One thing I found interesting during the keynote was a point made about how on-premise infra/apps were a bottleneck for dev and the cloud was the way to improve your apps. Now, over the past year, I’ve seen a number of stories about companies moving out of the cloud and back to traditional data centres (Basecamp was the first company I remember reading about). Cost is probably the biggest factor here. I mean think about it - in the past you’d have been lucky to have dev/test/production environments on premise, but the cloud makes it so much easier to spend without thought. Now I’ve seen dev’s through up full environments to test a text change on a website (app servers, db, Redis etc) which just seems excessive. Policies need to be in place to prevent dev’s wasting money. At one job, I was asked to tag all resources and figure out why their costs were so high for the past two months. After a bit of digging around, someone had created a VM with a massive amount of memory and cpu to do a task…and then left it up, just incase they needed to use it again. It had been sitting idle costing a couple of hundred pounds a day for two months and been used for a day. Reducing waste by having policies/blueprints in place can produce big cost savings.

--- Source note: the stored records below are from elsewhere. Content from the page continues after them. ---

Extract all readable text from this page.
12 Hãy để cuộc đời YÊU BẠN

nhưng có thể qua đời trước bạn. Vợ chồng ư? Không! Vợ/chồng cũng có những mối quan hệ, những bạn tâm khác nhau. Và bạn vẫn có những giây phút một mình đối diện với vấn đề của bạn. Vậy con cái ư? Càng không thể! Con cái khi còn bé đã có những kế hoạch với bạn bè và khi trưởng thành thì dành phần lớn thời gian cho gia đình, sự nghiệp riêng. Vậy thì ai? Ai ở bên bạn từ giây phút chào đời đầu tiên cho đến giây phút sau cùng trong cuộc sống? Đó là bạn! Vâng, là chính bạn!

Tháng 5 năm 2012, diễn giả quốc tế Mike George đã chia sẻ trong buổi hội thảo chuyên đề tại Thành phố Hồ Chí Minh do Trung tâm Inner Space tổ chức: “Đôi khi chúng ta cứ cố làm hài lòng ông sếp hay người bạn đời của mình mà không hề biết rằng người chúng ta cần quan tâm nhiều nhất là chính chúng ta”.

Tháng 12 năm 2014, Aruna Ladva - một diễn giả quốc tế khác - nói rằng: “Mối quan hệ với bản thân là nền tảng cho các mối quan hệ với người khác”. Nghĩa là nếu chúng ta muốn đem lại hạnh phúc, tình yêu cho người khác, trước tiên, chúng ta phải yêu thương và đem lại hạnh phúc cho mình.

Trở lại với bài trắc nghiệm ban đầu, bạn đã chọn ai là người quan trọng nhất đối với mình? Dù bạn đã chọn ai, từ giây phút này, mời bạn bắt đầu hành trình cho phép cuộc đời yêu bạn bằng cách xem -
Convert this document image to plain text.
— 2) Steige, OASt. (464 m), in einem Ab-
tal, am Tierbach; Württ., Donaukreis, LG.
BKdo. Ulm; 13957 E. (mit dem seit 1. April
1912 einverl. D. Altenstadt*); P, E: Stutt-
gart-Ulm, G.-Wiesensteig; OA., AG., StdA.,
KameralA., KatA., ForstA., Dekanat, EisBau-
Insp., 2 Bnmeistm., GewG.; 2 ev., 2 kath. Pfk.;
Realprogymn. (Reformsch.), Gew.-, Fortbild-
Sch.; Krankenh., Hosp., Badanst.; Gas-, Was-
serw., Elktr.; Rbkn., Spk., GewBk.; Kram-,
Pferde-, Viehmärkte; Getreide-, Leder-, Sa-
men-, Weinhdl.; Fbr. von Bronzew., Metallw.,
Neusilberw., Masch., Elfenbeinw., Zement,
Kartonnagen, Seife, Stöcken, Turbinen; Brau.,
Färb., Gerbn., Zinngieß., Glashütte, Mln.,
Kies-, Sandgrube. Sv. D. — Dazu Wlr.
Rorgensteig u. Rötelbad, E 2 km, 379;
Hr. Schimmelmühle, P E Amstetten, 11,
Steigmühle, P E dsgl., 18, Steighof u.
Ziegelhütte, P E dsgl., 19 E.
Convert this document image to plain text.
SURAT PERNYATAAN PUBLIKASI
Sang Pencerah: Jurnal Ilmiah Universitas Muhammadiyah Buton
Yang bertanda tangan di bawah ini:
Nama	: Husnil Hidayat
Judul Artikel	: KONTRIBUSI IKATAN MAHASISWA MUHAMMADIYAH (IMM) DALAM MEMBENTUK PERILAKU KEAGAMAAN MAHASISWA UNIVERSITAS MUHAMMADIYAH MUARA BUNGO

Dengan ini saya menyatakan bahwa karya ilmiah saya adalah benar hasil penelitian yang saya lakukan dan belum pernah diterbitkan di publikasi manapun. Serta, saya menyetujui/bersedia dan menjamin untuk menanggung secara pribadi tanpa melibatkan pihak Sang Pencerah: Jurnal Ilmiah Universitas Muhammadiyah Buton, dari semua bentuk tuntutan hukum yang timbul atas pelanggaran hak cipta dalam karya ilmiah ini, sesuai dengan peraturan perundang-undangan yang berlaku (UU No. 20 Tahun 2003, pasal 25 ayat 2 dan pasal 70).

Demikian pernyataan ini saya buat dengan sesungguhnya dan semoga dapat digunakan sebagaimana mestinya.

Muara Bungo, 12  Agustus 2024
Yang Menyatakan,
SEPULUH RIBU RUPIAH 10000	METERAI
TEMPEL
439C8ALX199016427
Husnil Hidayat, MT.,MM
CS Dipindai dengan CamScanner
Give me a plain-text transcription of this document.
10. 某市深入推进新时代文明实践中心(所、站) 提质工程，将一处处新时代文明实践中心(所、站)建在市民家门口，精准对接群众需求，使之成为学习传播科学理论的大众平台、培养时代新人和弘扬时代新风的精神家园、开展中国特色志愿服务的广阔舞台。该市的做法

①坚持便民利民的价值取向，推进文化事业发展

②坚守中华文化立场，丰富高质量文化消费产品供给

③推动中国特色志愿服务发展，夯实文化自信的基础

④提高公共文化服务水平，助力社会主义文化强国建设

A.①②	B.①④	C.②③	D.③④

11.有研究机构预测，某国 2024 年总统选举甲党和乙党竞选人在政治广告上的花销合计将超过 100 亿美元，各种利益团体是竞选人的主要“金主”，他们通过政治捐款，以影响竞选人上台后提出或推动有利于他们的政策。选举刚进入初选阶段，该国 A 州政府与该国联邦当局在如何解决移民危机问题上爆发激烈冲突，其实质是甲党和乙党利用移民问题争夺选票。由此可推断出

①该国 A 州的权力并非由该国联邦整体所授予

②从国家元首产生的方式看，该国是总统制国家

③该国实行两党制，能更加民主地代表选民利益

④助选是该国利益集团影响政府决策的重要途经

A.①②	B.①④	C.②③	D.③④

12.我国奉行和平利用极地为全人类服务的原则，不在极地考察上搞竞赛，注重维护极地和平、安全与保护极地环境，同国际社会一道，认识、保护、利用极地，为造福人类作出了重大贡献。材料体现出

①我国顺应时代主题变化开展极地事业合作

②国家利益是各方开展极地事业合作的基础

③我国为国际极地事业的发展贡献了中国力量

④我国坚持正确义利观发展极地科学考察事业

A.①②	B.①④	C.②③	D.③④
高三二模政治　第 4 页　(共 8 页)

Which oddly leads me into one of the breakout sessions - How Ocado Technology reduced cloud costs without stifling innovation. Ocado have a pretty impressive setup with their own platform (Ocado Smart Platform) as well as the robot pickers in their fulfillment centres. So they decided to try and reduce their cloud spend without reducing performance or availability. And looking at the graphs they showed, they did manage to do it. By analysing how well auto scaling was working, they made changes to get it to perform better. All sounded really interesting. Also updating to the latest SKU’s can provide some savings. In terms of re-engineering code, updating and switching libraries produced results for them.

Now that’s a thing I’ve noticed in many places, reluctance to update libraries used in code. Often things are left as is until support ends or major vulnerabilities are found requiring an update. If it ain’t broke, don’t fix it shouldn’t be the way you decide whether or not to spend time and effort to update when new versions become available.

The only other session that I managed to get into was about observability. It was pretty much straight forward stuff about using the right measurements to set the right alerts, combining alerts to reduce the numbers etc. It was interesting, but nothing new from my prospective.

Funnily enough, these sessions were on the same themes of the sessions I’d wanted to go to last year, but want able to get in. I’d have liked to have made it into a couple of other sessions, but the second time you find yourself too late to a session due to the crowds and how the break out areas are arranged…you just give up. Miss a session and its a 45 minute wait till the next and that’s a lot of time to kill once you’ve been through the expo a couple of times and seen everything.

To contrast this with an online conference, you pick your sessions and as long as your free, you can join them and watch. All in the comfort of your own surroundings. Miss a session and usually there is a recording that you can watch when its convenient to you. In person, you’ve got to decide and plan out what your going to. You have to take into account the distance things are from each other, the crowds you’ll have to pass through, will there be seats when you get there and more importantly will the headset work to allow you to hear (breakout sessions happen next to each other with cloth dividers between session, so you can only hear whats being said with the headphones in each area). I prefer an online conference.

My AWS cert will be up for renewal next year, so if I do go again I may visit the training workshops. Otherwise I might just skip next year.